Alva mendecih keras. "What a bastard! Aku penasaran mukanya seperti apa! Nggak sabar pengen nonjok!"

Antonella segera menukas, "Jangan cari mati ketemu dia ... dari jumlah aja, kita kalah jauh, nggak ada apa-apanya. Sebelum kamu bisa nonjok Kevin, kamu udah dihajar duluan sama pasukannya. Mereka banyakan, nggak hanya selusin dua lusin. Kamu bakal kewalahan sendiri."

"Kenapa malah bela dia, Tonie?" sungut Alva. "Tapi beneran, kamu nggak diapa-apakan?"

"I'm perfectly fine, Alva," jawab Antonella sambil tersenyum.

"Terus kamu bisa di tempat tadi, gimana ceritanya kamu bisa kabur?" 

Antonella sontak kebingungan sendiri. "Euh ...," gumamnya, berusaha merangkai cerita yang lebih bisa diterima. Tidak mungkin bukan, ia menceritakan bahwa tadi ia mempergunakan senjata femininnya untuk melumpuhkan Kevin Castellano?

"Aku berhasil melepaskan diri dari ikatan ... lalu kabur saat nggak ada yang melihat," lanjut Antonella. 

Alva mengangguk-angguk. "Untunglah kamu berhasil lepas, Tonie! Karena kalau nggak ... entahlah apa yang akan terjadi padamu! Kevin itu pasti cuma ingin kamu enyah dari bisnis, Tonie! Bukan hanya sekedar enyah, tapi juga sampai membunuh kamu!" serunya penuh emosi.

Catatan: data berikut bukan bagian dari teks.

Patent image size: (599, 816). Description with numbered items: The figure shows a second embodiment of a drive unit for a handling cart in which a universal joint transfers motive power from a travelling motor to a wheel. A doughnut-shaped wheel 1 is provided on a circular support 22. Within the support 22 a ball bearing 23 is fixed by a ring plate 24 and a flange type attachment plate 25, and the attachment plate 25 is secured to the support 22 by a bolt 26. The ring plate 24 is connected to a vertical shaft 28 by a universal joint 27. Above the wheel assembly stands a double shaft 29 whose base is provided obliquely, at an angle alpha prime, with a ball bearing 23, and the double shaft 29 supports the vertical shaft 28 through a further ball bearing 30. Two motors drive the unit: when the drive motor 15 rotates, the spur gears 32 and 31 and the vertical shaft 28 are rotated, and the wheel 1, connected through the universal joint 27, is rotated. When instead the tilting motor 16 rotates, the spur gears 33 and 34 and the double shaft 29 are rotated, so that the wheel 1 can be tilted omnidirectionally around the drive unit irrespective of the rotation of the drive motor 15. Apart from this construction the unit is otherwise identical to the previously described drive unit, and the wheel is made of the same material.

Antonella mengangguk. "Aku tahu."

"Nggak mungkin aku bakal diam saja! Aku bakal tuntut balas! Kalau dia mau main api, aku bakar sekalian!"

"Alvaro!" tegur Antonella. "Sudah kubilang, jangan cari mati dengan Kevin. Kamu kalah jumlah, kalah tenaga, kalah taktik pula. Sudah. Jangan pernah kepikiran untuk serang dia kecuali kamu sudah sekuat orang itu. Kamu tuh nggak ngerti-ngerti, dia itu Don Castellano. Tiga keluarga yang lain juga di belakang Kevin. Untuk sekarang ini, bisa dibilang dia nggak tersentuh, ingat itu."

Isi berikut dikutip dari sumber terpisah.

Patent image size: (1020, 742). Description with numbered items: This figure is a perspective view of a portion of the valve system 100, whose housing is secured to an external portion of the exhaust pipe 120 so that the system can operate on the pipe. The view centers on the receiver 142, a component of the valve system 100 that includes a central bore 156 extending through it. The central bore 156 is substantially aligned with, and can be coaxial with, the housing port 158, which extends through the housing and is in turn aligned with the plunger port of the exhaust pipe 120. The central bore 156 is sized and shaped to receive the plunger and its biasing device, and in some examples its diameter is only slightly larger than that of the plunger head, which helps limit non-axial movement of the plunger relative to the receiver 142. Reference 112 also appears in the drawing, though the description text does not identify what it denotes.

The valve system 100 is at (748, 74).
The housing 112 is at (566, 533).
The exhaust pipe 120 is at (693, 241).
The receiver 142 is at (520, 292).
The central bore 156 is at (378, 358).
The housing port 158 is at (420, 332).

Decakan Alvaro semakin keras. Dia beralih pada Vincenzo. "Menurutmu juga begitu, Vince?"

Vincenzo mengangguk. "Sayangnya, memang demikian, Al. Selagi kita belum mengumpulkan kekuatan ... ada baiknya kita korbankan harga diri kita sedikit, bersikap pro pada mereka," jawabnya.

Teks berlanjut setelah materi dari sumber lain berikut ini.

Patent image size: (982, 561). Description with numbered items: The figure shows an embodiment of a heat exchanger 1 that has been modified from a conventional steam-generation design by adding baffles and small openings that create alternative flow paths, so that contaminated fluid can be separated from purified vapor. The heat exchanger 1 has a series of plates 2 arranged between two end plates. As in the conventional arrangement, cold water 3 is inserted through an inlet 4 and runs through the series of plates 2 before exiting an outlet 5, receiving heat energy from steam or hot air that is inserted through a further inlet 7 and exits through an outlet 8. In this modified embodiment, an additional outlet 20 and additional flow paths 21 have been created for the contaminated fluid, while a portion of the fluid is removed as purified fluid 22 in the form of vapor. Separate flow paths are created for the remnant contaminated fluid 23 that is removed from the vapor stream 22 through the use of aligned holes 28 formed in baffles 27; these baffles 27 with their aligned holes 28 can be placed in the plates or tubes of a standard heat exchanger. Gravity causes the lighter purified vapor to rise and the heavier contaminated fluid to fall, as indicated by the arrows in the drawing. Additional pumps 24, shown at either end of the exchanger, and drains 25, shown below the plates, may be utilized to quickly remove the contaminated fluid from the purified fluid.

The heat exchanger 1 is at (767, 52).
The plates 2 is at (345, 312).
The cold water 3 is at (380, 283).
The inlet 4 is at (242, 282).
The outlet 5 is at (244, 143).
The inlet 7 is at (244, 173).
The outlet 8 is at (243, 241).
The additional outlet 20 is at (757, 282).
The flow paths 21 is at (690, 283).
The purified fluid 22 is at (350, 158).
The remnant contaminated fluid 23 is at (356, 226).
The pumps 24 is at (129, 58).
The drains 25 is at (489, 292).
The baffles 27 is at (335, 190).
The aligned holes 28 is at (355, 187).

"Kau ada saran apa, Vince?" tanya Antonella.

"Untuk sementara waktu, mungkin lebih baik kamu kembali ke Miani, Antonella. Untuk keselamatanmu sendiri. Kamu tetap bisa memantau dari kejauhan," jawab Vincenzo.

Alva mencecar, "Sementara waktu itu berapa lama? Kevin Castellano yang brengsek itu menyasar Antonella dan nggak mungkin bakal berhenti sebelum usahanya berhasil!"

"Setidaknya sampai situasi mendingin dulu," sahut Vincenzo.

Antonella mengangguk. "Ide yang bagus. Kamu bisa aku serahi tanggung jawab, Vince? Seperti sebelum ini?"

"Dengan senang hati, Tonie. Aku tidak akan mengecewakanmu. Aku sarankan agar kita video call setiap hari, supaya kamu tetap bisa update perkembangan internal kita dan juga situasi di sini nantinya," usul Vincenzo.

"Aku setuju. Kita balik lagi ke Miani, Alva. Segera siapkan segala sesuatunya. Jangan lupa kabari Zia," perintah Antonella.

Alva hanya mengangguk. "Oh iya. Aku belum kabari Zia. Zia cemas banget tahu kamu diculik, Tonie," ujarnya seraya mengambil ponsel lalu sibuk mengetik.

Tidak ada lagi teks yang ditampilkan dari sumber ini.